Josie laughed softly and his stomach did a little flip. Damn odd time to feel a shot of physical attraction but there it was. Uncomfortable with his reaction to this woman under the circumstances, he took a drink of the hot liquid. It burned his mouth and he struggled to swallow it down rather than spit it out. She was watching him with obvious amusement as she took a tentative sip.

He cleared his throat as he placed his mug down. He didn’t even like tea. It tasted like muddy water. “Will you go over what happened before you came downstairs and found the rat? Anything you heard?”

Josie lowered her mug to her lap, wrapping the hand not gripping the handle around the outside, soaking in the warmth from the hot liquid within. She told him about hearing the squeaks, a few small bumps as though someone was walking slowly across the hardwood floor, maybe exiting the house, the dripping of what she’d thought was the kitchen faucet.

“But nothing before that?”

“I was in the bathroom before that, getting ready for bed. I’d been running the water in the sink, washing my face. I don’t know that I would have noticed any noise that came from downstairs.”

He nodded. “That knife, is it one of yours, from a drawer maybe?”

“The only knives I have are in the block on the counter.”

So the unknown suspect had brought it along.

Josie drew her shoulders in slightly and bit at her lip for a moment, obviously thinking about something. Zach waited for her to continue. After a moment she met his eyes. “When I was held in that warehouse, there were . . . rats.” She looked away, behind him, her gaze haunted. She was obviously looking back into that hellish past. “They’d come out sometimes. I’d hear them. Feel them.” She drew her shoulders in more, making her body smaller. “Later . . . he brought rat poison down there. It . . . worked, because I could smell their dead bodies rotting in the walls.”

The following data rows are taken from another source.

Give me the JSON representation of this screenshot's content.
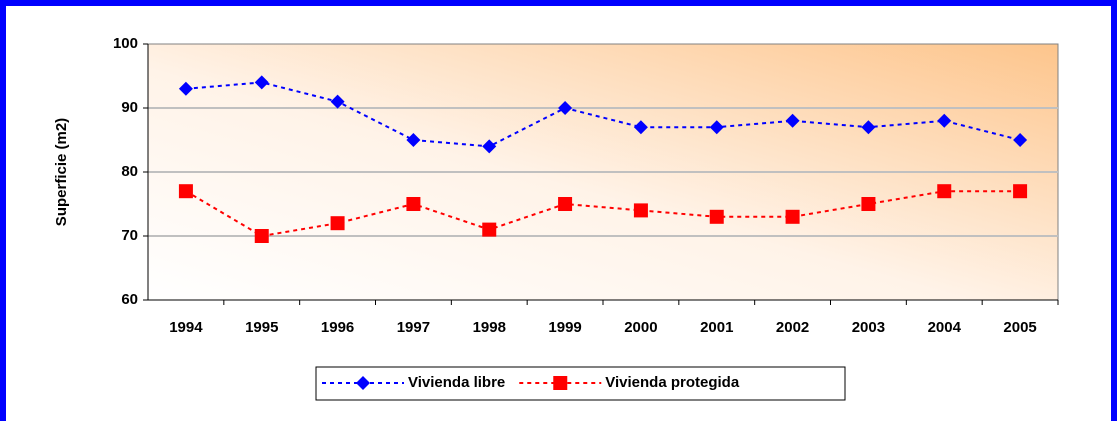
{
  "chart_data": {
    "type": "line",
    "categories": [
      "1994",
      "1995",
      "1996",
      "1997",
      "1998",
      "1999",
      "2000",
      "2001",
      "2002",
      "2003",
      "2004",
      "2005"
    ],
    "y_label": "Superficie (m2)",
    "series": [
      {
        "name": "Vivienda libre",
        "color": "#0000ff",
        "marker": "diamond",
        "values": [
          93,
          94,
          91,
          85,
          84,
          90,
          87,
          87,
          88,
          87,
          88,
          85
        ]
      },
      {
        "name": "Vivienda protegida",
        "color": "#ff0000",
        "marker": "square",
        "values": [
          77,
          70,
          72,
          75,
          71,
          75,
          74,
          73,
          73,
          75,
          77,
          77
        ]
      }
    ],
    "ylim": [
      60,
      100
    ],
    "yticks": [
      60,
      70,
      80,
      90,
      100
    ],
    "grid": true
  }
}
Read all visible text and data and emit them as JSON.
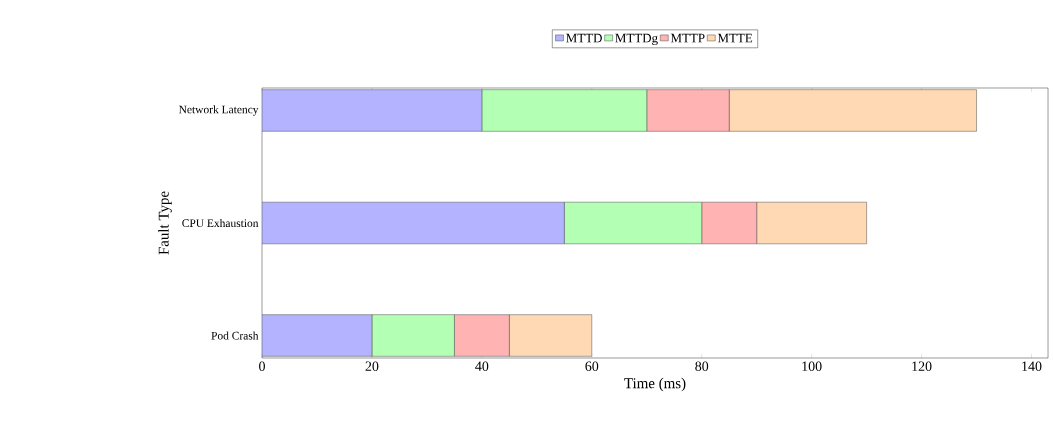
{
  "chart_data": {
    "type": "bar",
    "orientation": "horizontal",
    "stacked": true,
    "xlabel": "Time (ms)",
    "ylabel": "Fault Type",
    "categories": [
      "Network Latency",
      "CPU Exhaustion",
      "Pod Crash"
    ],
    "series": [
      {
        "name": "MTTD",
        "color": "#b3b3ff",
        "values": [
          40,
          55,
          20
        ]
      },
      {
        "name": "MTTDg",
        "color": "#b3ffb3",
        "values": [
          30,
          25,
          15
        ]
      },
      {
        "name": "MTTP",
        "color": "#ffb3b3",
        "values": [
          15,
          10,
          10
        ]
      },
      {
        "name": "MTTE",
        "color": "#ffd9b3",
        "values": [
          45,
          20,
          15
        ]
      }
    ],
    "xlim": [
      0,
      143
    ],
    "xticks": [
      0,
      20,
      40,
      60,
      80,
      100,
      120,
      140
    ],
    "legend": "top",
    "grid": false
  }
}
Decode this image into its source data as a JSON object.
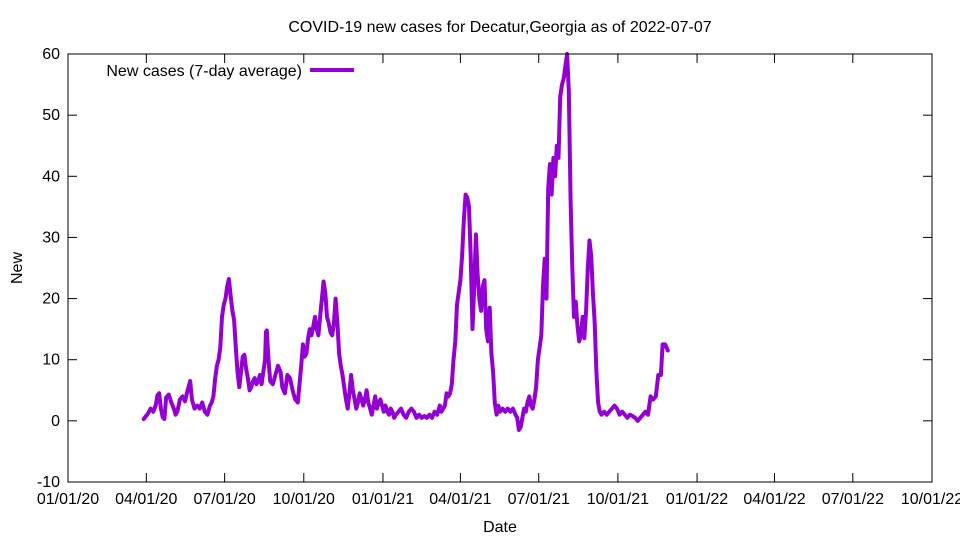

Zach’s blood turned to ice in his veins. He wanted to hurt someone, Marshall Landish, he supposed, but he was already dead, burning in hell where he belonged. “Was it in the news? About the rats? Do you remember if that was public knowledge?”

She let out a raspy breath, setting her mug down. “I don’t know. I don’t remember.” She wrapped a hand around one of her ankles that was partially tucked beneath her. “I have scars though . . . from the bites. One or two areas were treated in the hospital for infection.”

Zach stared, swallowed. Okay, another thing the hospital staff—at least—had been privy to and may have spoken about. “This could be related then, Josie. To the crime the alleged copycat committed.”

“You’re assuming it was in the news then? About the rats?”

“Even if it wasn’t, there were rats at the crime scene where the recent victim died. The copycat could have assumed there were also rats where you were held, or simply gotten the idea from the location where he chained the other girl. I don’t know for sure.”

She shook her head. “I can’t believe this.”

“Hey.” He reached over, put his hand on top of hers. “It’s going to be okay. We’re going to get whoever did this.” Her skin was cold and smooth, the bones in her hand delicate. She was strong, obviously resilient, but she was breakable too. That protective streak vibrated within him, something surging between the place where their skin met. Zach pulled his hand away, leaned back, created distance. Yeah, I’m attracted to her, he admitted to himself. And he wondered if she could tell, wondered if it made her feel uneasy. How could it not? He was supposed to be there protecting her, not causing her to feel like she was being ogled.